Es ist unklar ob das Atos-Beispiel Schule machen wird. Doch wahrscheinlich werden sich die Rechtsabteilungen darauf einstellen müssen, in Zukunft mehr Kommunikationskanäle zu nutzen als bisher. Dann wird es die Aufgabe sein, jedes Mal wieder zu entscheiden, wann welches Medium gerade geeignet ist. Und wann der altmodische Griff zum Telefon doch die bessere Lösung ist.
Arbeiten mit Filtern
Schon mit einigen wenigen Handgriffen kann man seine E-Mail-Kommunikation optimieren. Eine wichtige Hilfe sind dabei Filter. Sie können bei allen gängigen E-Mail-Programmen von Outlook bis Thunderbird aktiviert werden.
- Über Filter werden E-Mails eines bestimmten Absenders oder mit einem bestimmten Inhalt oder einer bestimmten Betreffzeile direkt in einem eigenen Ordner abgelegt.
- Dies bietet sich für E-Mails an, die keiner aktuellen Reaktion bedürfen.

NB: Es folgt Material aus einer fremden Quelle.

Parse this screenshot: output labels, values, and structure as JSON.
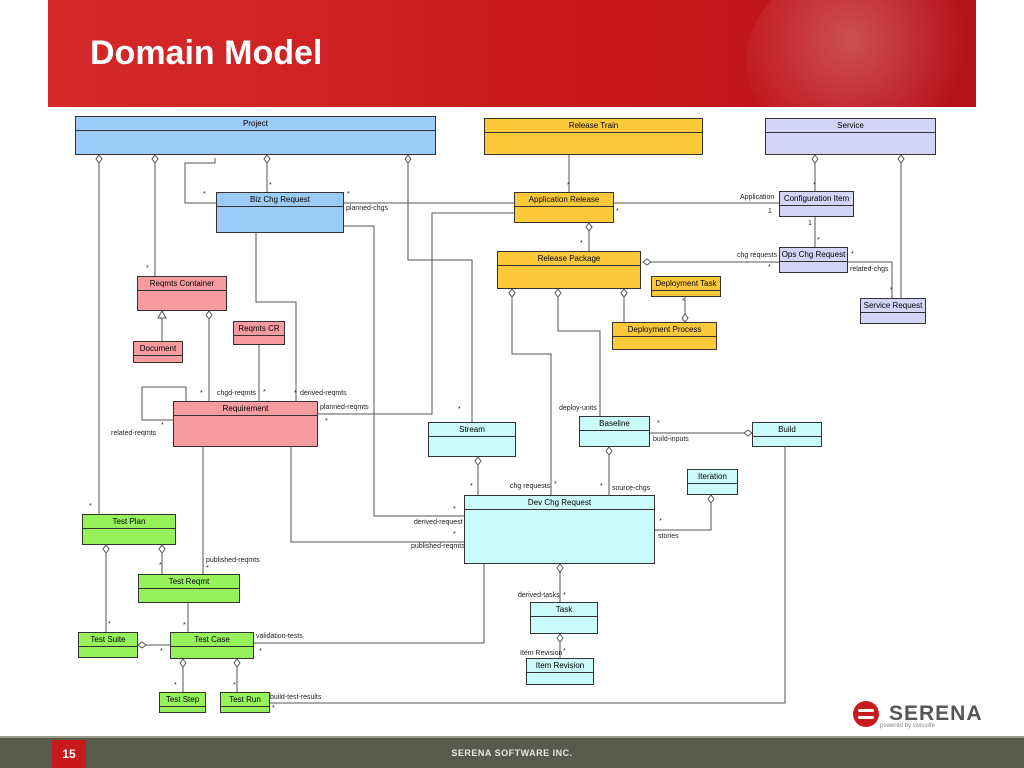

Hierzu können etwa der interne Firmennewsletter gehören, Infoschreiben eines Verbandes oder – wenn man wirklich will – der CC-Verlauf zu einem bestimmten Thema.
- Bei Thunderbird können die Filter über den Menüpunkt „Extras“ und den Unterpunkt „Filter“ angelegt werden.
- Bei Outlook 2010 findet sich diese Funktion unter dem Begriff „Regeln“. Wählen Sie die Registerkarte „Datei“ aus. Klicken Sie auf die „Regeln und Benachrichtigungen verwalten“. Hier können Sie eine „Neue Regel“ anlegen.